Potential Side Effects and Their Management
While ICI therapy offers promising outcomes, it can lead to unique side effects, known as immune-related adverse events (irAEs), which differ from those seen with traditional chemotherapy. These adverse events arise because the immune system, now disinhibited, can sometimes mistakenly attack healthy tissues throughout the body. The severity of irAEs can range from mild to severe, and they can affect nearly any organ system.
Common irAEs include:
- Skin reactions like rashes and itching
- Gastrointestinal issues such as colitis (inflammation of the colon) leading to diarrhea and abdominal pain
- Inflammation of endocrine glands, which can affect hormone production
- Lungs (pneumonitis)
- Liver (hepatitis)
- Kidneys (nephritis)
- Muscles or joints (myositis, arthritis)
These toxicities can manifest during treatment or even months after therapy.

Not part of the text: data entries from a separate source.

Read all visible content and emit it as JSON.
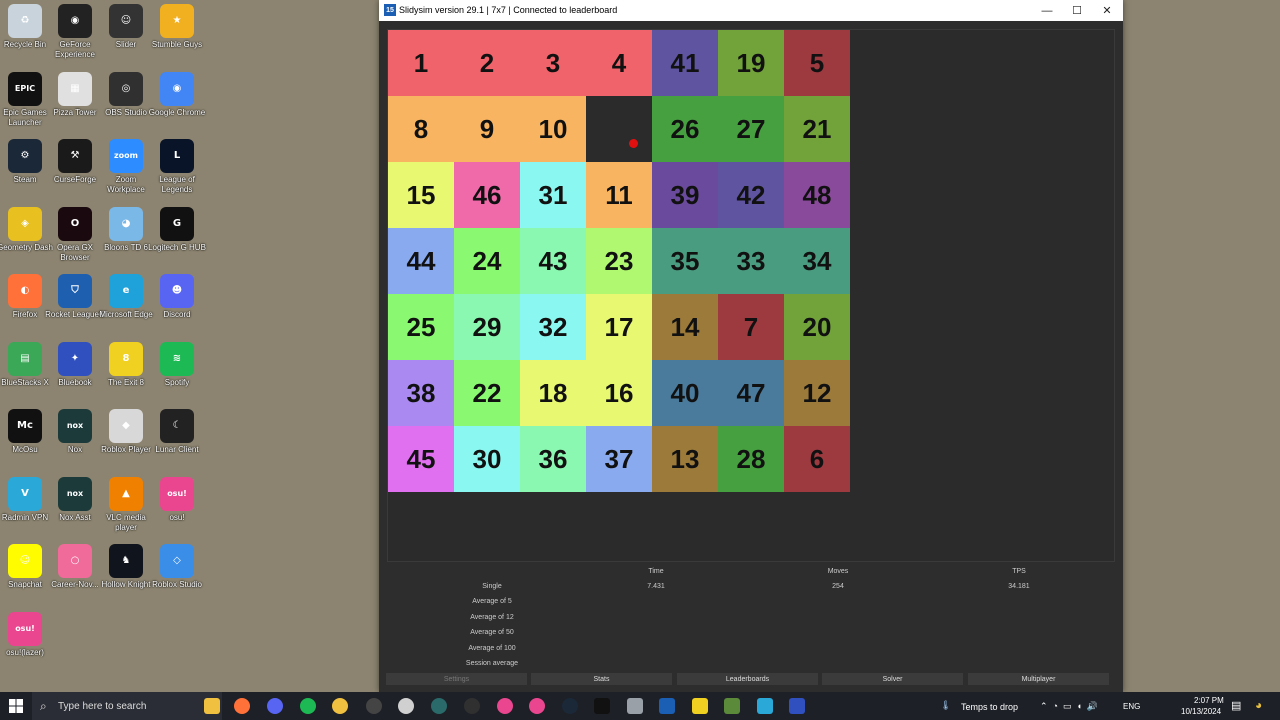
{
  "desktop": {
    "icons": [
      {
        "label": "Recycle Bin",
        "icon": "recycle-bin-icon",
        "color": "#c8d3dc",
        "glyph": "♻"
      },
      {
        "label": "GeForce Experience",
        "icon": "geforce-icon",
        "color": "#222222",
        "glyph": "◉"
      },
      {
        "label": "Slider",
        "icon": "slider-icon",
        "color": "#333333",
        "glyph": "☺"
      },
      {
        "label": "Stumble Guys",
        "icon": "stumble-guys-icon",
        "color": "#f0b020",
        "glyph": "★"
      },
      {
        "label": "Epic Games Launcher",
        "icon": "epic-games-icon",
        "color": "#111111",
        "glyph": "EPIC"
      },
      {
        "label": "Pizza Tower",
        "icon": "pizza-tower-icon",
        "color": "#e0e0e0",
        "glyph": "▦"
      },
      {
        "label": "OBS Studio",
        "icon": "obs-icon",
        "color": "#303030",
        "glyph": "◎"
      },
      {
        "label": "Google Chrome",
        "icon": "chrome-icon",
        "color": "#4285f4",
        "glyph": "◉"
      },
      {
        "label": "Steam",
        "icon": "steam-icon",
        "color": "#1b2838",
        "glyph": "⚙"
      },
      {
        "label": "CurseForge",
        "icon": "curseforge-icon",
        "color": "#1a1a1a",
        "glyph": "⚒"
      },
      {
        "label": "Zoom Workplace",
        "icon": "zoom-icon",
        "color": "#2d8cff",
        "glyph": "zoom"
      },
      {
        "label": "League of Legends",
        "icon": "league-icon",
        "color": "#0a1428",
        "glyph": "L"
      },
      {
        "label": "Geometry Dash",
        "icon": "geometry-dash-icon",
        "color": "#e8c020",
        "glyph": "◈"
      },
      {
        "label": "Opera GX Browser",
        "icon": "opera-gx-icon",
        "color": "#1a0a0f",
        "glyph": "O"
      },
      {
        "label": "Bloons TD 6",
        "icon": "bloons-icon",
        "color": "#7ab8e8",
        "glyph": "◕"
      },
      {
        "label": "Logitech G HUB",
        "icon": "logitech-icon",
        "color": "#111111",
        "glyph": "G"
      },
      {
        "label": "Firefox",
        "icon": "firefox-icon",
        "color": "#ff7139",
        "glyph": "◐"
      },
      {
        "label": "Rocket League®",
        "icon": "rocket-league-icon",
        "color": "#1e5fb0",
        "glyph": "⛉"
      },
      {
        "label": "Microsoft Edge",
        "icon": "edge-icon",
        "color": "#1fa1d9",
        "glyph": "e"
      },
      {
        "label": "Discord",
        "icon": "discord-icon",
        "color": "#5865f2",
        "glyph": "☻"
      },
      {
        "label": "BlueStacks X",
        "icon": "bluestacks-icon",
        "color": "#3aa856",
        "glyph": "▤"
      },
      {
        "label": "Bluebook",
        "icon": "bluebook-icon",
        "color": "#3050c0",
        "glyph": "✦"
      },
      {
        "label": "The Exit 8",
        "icon": "exit8-icon",
        "color": "#f0d020",
        "glyph": "8"
      },
      {
        "label": "Spotify",
        "icon": "spotify-icon",
        "color": "#1db954",
        "glyph": "≋"
      },
      {
        "label": "McOsu",
        "icon": "mcosu-icon",
        "color": "#111111",
        "glyph": "Mc"
      },
      {
        "label": "Nox",
        "icon": "nox-icon",
        "color": "#1c3a3a",
        "glyph": "nox"
      },
      {
        "label": "Roblox Player",
        "icon": "roblox-player-icon",
        "color": "#d8d8d8",
        "glyph": "◆"
      },
      {
        "label": "Lunar Client",
        "icon": "lunar-client-icon",
        "color": "#222222",
        "glyph": "☾"
      },
      {
        "label": "Radmin VPN",
        "icon": "radmin-vpn-icon",
        "color": "#2aa8d8",
        "glyph": "V"
      },
      {
        "label": "Nox Asst",
        "icon": "nox-asst-icon",
        "color": "#1c3a3a",
        "glyph": "nox"
      },
      {
        "label": "VLC media player",
        "icon": "vlc-icon",
        "color": "#f08000",
        "glyph": "▲"
      },
      {
        "label": "osu!",
        "icon": "osu-icon",
        "color": "#e9468f",
        "glyph": "osu!"
      },
      {
        "label": "Snapchat",
        "icon": "snapchat-icon",
        "color": "#fffc00",
        "glyph": "☺"
      },
      {
        "label": "Career-Nov...",
        "icon": "career-nova-icon",
        "color": "#f06a9a",
        "glyph": "○"
      },
      {
        "label": "Hollow Knight",
        "icon": "hollow-knight-icon",
        "color": "#10141c",
        "glyph": "♞"
      },
      {
        "label": "Roblox Studio",
        "icon": "roblox-studio-icon",
        "color": "#3a8ee8",
        "glyph": "◇"
      },
      {
        "label": "osu!(lazer)",
        "icon": "osu-lazer-icon",
        "color": "#e9468f",
        "glyph": "osu!"
      }
    ]
  },
  "window": {
    "title": "Slidysim version 29.1 | 7x7 | Connected to leaderboard",
    "app_icon": "15",
    "controls": {
      "minimize": "—",
      "maximize": "☐",
      "close": "✕"
    }
  },
  "board": {
    "size": 7,
    "tiles": [
      {
        "n": "1",
        "c": "#f0636a"
      },
      {
        "n": "2",
        "c": "#f0636a"
      },
      {
        "n": "3",
        "c": "#f0636a"
      },
      {
        "n": "4",
        "c": "#f0636a"
      },
      {
        "n": "41",
        "c": "#5e54a0"
      },
      {
        "n": "19",
        "c": "#72a23a"
      },
      {
        "n": "5",
        "c": "#9c3a40"
      },
      {
        "n": "8",
        "c": "#f8b460"
      },
      {
        "n": "9",
        "c": "#f8b460"
      },
      {
        "n": "10",
        "c": "#f8b460"
      },
      {
        "n": "",
        "c": "#2b2b2b"
      },
      {
        "n": "26",
        "c": "#46a040"
      },
      {
        "n": "27",
        "c": "#46a040"
      },
      {
        "n": "21",
        "c": "#72a23a"
      },
      {
        "n": "15",
        "c": "#e8f870"
      },
      {
        "n": "46",
        "c": "#f06aaa"
      },
      {
        "n": "31",
        "c": "#8af8f0"
      },
      {
        "n": "11",
        "c": "#f8b460"
      },
      {
        "n": "39",
        "c": "#6a4a9c"
      },
      {
        "n": "42",
        "c": "#5e54a0"
      },
      {
        "n": "48",
        "c": "#8a4a9c"
      },
      {
        "n": "44",
        "c": "#8aaaf0"
      },
      {
        "n": "24",
        "c": "#8af870"
      },
      {
        "n": "43",
        "c": "#8af8b0"
      },
      {
        "n": "23",
        "c": "#b0f870"
      },
      {
        "n": "35",
        "c": "#4a9c80"
      },
      {
        "n": "33",
        "c": "#4a9c80"
      },
      {
        "n": "34",
        "c": "#4a9c80"
      },
      {
        "n": "25",
        "c": "#8af870"
      },
      {
        "n": "29",
        "c": "#8af8b0"
      },
      {
        "n": "32",
        "c": "#8af8f0"
      },
      {
        "n": "17",
        "c": "#e8f870"
      },
      {
        "n": "14",
        "c": "#9c7a3a"
      },
      {
        "n": "7",
        "c": "#9c3a40"
      },
      {
        "n": "20",
        "c": "#72a23a"
      },
      {
        "n": "38",
        "c": "#aa8af0"
      },
      {
        "n": "22",
        "c": "#8af870"
      },
      {
        "n": "18",
        "c": "#e8f870"
      },
      {
        "n": "16",
        "c": "#e8f870"
      },
      {
        "n": "40",
        "c": "#4a7a9c"
      },
      {
        "n": "47",
        "c": "#4a7a9c"
      },
      {
        "n": "12",
        "c": "#9c7a3a"
      },
      {
        "n": "45",
        "c": "#e070f0"
      },
      {
        "n": "30",
        "c": "#8af8f0"
      },
      {
        "n": "36",
        "c": "#8af8b0"
      },
      {
        "n": "37",
        "c": "#8aaaf0"
      },
      {
        "n": "13",
        "c": "#9c7a3a"
      },
      {
        "n": "28",
        "c": "#46a040"
      },
      {
        "n": "6",
        "c": "#9c3a40"
      }
    ]
  },
  "stats": {
    "headers": {
      "time": "Time",
      "moves": "Moves",
      "tps": "TPS"
    },
    "rows": [
      {
        "label": "Single",
        "time": "7.431",
        "moves": "254",
        "tps": "34.181"
      },
      {
        "label": "Average of 5",
        "time": "",
        "moves": "",
        "tps": ""
      },
      {
        "label": "Average of 12",
        "time": "",
        "moves": "",
        "tps": ""
      },
      {
        "label": "Average of 50",
        "time": "",
        "moves": "",
        "tps": ""
      },
      {
        "label": "Average of 100",
        "time": "",
        "moves": "",
        "tps": ""
      },
      {
        "label": "Session average",
        "time": "",
        "moves": "",
        "tps": ""
      }
    ]
  },
  "buttons": {
    "settings": "Settings",
    "stats": "Stats",
    "leaderboards": "Leaderboards",
    "solver": "Solver",
    "multiplayer": "Multiplayer"
  },
  "taskbar": {
    "search_placeholder": "Type here to search",
    "apps": [
      {
        "icon": "file-explorer-icon",
        "color": "#f0c040"
      },
      {
        "icon": "firefox-icon",
        "color": "#ff7139"
      },
      {
        "icon": "discord-icon",
        "color": "#5865f2"
      },
      {
        "icon": "spotify-icon",
        "color": "#1db954"
      },
      {
        "icon": "folder-icon",
        "color": "#f0c040"
      },
      {
        "icon": "lunar-client-icon",
        "color": "#444444"
      },
      {
        "icon": "roblox-icon",
        "color": "#d0d0d0"
      },
      {
        "icon": "nox-icon",
        "color": "#2a6a6a"
      },
      {
        "icon": "obs-icon",
        "color": "#303030"
      },
      {
        "icon": "osu-icon",
        "color": "#e9468f"
      },
      {
        "icon": "osu-lazer-icon",
        "color": "#e9468f"
      },
      {
        "icon": "steam-icon",
        "color": "#1b2838"
      },
      {
        "icon": "epic-games-icon",
        "color": "#111111"
      },
      {
        "icon": "storage-icon",
        "color": "#9aa0a8"
      },
      {
        "icon": "slidysim-icon",
        "color": "#1a5fb4"
      },
      {
        "icon": "yellow-circle-icon",
        "color": "#f0d020"
      },
      {
        "icon": "minecraft-icon",
        "color": "#5a8a3a"
      },
      {
        "icon": "radmin-vpn-icon",
        "color": "#2aa8d8"
      },
      {
        "icon": "bluebook-icon",
        "color": "#3050c0"
      }
    ],
    "weather": "Temps to drop",
    "language": "ENG",
    "time": "2:07 PM",
    "date": "10/13/2024"
  }
}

Managing irAEs typically involves a multi-step approach based on their severity. For mild (Grade 1) symptoms, treatment may continue with close monitoring, except for certain neurological, hematological, or cardiac toxicities. Moderate (Grade 2) irAEs usually require temporarily stopping ICI therapy and initiating corticosteroids, which are anti-inflammatory medications. For severe (Grade 3 or 4) irAEs, high-dose corticosteroids are generally administered, and the ICI therapy may be permanently discontinued. If corticosteroids are ineffective, other immunosuppressive medications may be considered to control the immune response.